Боеприпасов у наших совсем не осталось. В отчаянии ефрейтор Жангали Темиров, когда у него закончился последний рожок с патронами, выхватил сапёрную лопатку и, поднявшись в полный рост, пошёл навстречу головной немецкой «Пантере».
Танк на некоторое время замер, а потом продолжил своё движение. И когда до Жангали оставалось метров двадцать, раздалась пулемётная очередь и земляк Георгия, ефрейтор Темиров, кинув в сторону «Пантеры» сапёрную лопатку, опрокинулся навзничь и упал на землю.
«Пантера» продолжила движение и наехала на ефрейтора, который был хотя и ранен, но ещё дышал, и стала кружиться на том месте, где он лежал. Немецкий танк намеренно давил ещё живого Жангали. Зрелище это было страшное. От него по телу Георгия забегали мурашки.
Отчаянную выходку ефрейтора Темирова повторил и Дмитро Клыч. Весельчак и балагур Клыч тоже бросился на немецкий танк с голыми руками:
– С-су-уки, как я вас ненавижу! – кричал Клыч и, пошатываясь, шёл навстречу своей смерти, размахивая ставшим совершенно бесполезным автоматом.
Всё это происходило на глазах Георгия. Вскоре он остался единственным живым бойцом не только в их отделении, но и во всей третьей роте. На Георгия с грозным рокотом надвигались теперь сразу две «Пантеры», а две других, передних, раздавивших ефрейторов Темирова и Клыча, обошли его и оставили позади себя.
И вот тут началось…
***
Кузминов знал, что позиции полка немцы прорвали сразу в нескольких местах. Оборона наших затрещала и окончательно рухнула к одиннадцати утра.
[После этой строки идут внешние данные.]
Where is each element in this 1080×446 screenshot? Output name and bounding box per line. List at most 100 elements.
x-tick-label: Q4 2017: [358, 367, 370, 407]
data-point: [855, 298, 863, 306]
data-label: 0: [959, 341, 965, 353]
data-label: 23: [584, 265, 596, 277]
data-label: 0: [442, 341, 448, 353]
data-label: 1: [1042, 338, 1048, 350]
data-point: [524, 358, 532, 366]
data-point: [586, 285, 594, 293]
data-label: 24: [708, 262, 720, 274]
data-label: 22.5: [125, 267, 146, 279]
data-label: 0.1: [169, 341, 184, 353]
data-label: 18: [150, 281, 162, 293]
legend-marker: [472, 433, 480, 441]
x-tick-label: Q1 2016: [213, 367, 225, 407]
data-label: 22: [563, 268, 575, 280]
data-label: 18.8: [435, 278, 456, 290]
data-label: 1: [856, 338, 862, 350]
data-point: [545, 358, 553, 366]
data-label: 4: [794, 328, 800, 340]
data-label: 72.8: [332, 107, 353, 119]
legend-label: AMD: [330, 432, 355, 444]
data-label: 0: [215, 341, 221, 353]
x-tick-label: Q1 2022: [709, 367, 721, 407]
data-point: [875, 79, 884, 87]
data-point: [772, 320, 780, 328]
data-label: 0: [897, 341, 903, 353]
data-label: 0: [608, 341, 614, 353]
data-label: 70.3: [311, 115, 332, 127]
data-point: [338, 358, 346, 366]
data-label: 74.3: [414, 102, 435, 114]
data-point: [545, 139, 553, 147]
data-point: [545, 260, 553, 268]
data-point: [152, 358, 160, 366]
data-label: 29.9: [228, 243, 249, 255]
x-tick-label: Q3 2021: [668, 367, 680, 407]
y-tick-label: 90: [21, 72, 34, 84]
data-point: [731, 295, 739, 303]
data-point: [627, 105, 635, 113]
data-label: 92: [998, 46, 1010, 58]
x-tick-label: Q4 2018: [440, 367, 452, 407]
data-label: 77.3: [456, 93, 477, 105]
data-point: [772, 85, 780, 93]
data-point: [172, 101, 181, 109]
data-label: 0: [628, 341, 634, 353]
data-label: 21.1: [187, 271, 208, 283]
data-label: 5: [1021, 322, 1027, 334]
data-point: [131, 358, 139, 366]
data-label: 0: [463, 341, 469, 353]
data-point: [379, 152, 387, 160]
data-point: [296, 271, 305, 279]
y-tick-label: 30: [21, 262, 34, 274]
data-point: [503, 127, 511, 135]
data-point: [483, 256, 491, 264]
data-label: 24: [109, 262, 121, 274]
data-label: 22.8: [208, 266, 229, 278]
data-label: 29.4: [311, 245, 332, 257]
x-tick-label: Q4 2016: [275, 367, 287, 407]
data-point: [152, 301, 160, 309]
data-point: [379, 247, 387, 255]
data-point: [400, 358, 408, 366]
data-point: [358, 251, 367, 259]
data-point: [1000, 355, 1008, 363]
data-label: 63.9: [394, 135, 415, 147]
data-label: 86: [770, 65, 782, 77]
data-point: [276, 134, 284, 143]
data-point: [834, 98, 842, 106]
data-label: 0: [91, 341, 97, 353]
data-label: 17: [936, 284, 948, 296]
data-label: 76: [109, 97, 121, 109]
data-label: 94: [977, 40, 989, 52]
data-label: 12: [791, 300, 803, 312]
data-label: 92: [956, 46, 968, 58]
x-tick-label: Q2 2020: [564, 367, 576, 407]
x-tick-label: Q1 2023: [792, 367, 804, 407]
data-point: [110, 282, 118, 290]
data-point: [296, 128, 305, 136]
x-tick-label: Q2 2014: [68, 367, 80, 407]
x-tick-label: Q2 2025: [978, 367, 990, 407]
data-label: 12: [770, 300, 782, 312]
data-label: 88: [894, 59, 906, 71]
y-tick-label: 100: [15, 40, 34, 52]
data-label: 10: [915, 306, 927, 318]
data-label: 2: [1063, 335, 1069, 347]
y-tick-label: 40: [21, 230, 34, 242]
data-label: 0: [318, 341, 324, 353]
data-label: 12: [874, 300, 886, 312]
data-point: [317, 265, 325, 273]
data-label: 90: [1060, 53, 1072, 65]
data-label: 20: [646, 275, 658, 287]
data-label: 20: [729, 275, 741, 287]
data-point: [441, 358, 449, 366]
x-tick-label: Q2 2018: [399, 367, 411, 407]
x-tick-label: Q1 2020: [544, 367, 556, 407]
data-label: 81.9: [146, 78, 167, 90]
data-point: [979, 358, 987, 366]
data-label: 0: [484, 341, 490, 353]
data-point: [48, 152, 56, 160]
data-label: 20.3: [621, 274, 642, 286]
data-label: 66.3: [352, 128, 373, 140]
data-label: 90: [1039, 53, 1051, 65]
Немецкие танки устремились в сторону Григоровки, Великой Букрины и дальше, к Днепру. Ещё удерживал позиции первый батальон, в расположении которого находился командный пункт, но этот батальон удерживал свои позиции из последних сил.
Из четырёхсот его бойцов в живых осталось не больше ста, и было понятно, что они продержатся максимум полчаса. Немецкие танки напирали, и отразить их очередную атаку практически было уже нечем.
Кузминов вернулся в блиндаж. Там был только ординарец. Бахтин был сейчас белее стенки и нижняя губа у этого мальчишки дрожала. Он был явно очень напуган и не мог этого скрыть.
Приближение смерти чувствовалось уже кожей. Эта старуха со зловещей косой надвигалась неотвратимо.
– Серёжа, связь с нашими ещё есть? – обратился к ординарцу Кузминов.
– Прерывалась, товарищ майор, но вроде наладили.
– Соедини!
В трубке трещало, однако вот связь всё-таки появилась. На том конце провода послышался чей-то незнакомый голос. Но это был голос не комдива и, кажется, не начштаба дивизии.
– Михаил Янович, это капитан Симбирский. Я как раз должен был с вами связаться, и только с пятой попытки удалось. Я командир батареи реактивных установок. Мы подошли два часа назад к самому Днепру и нам приказано вас выручать!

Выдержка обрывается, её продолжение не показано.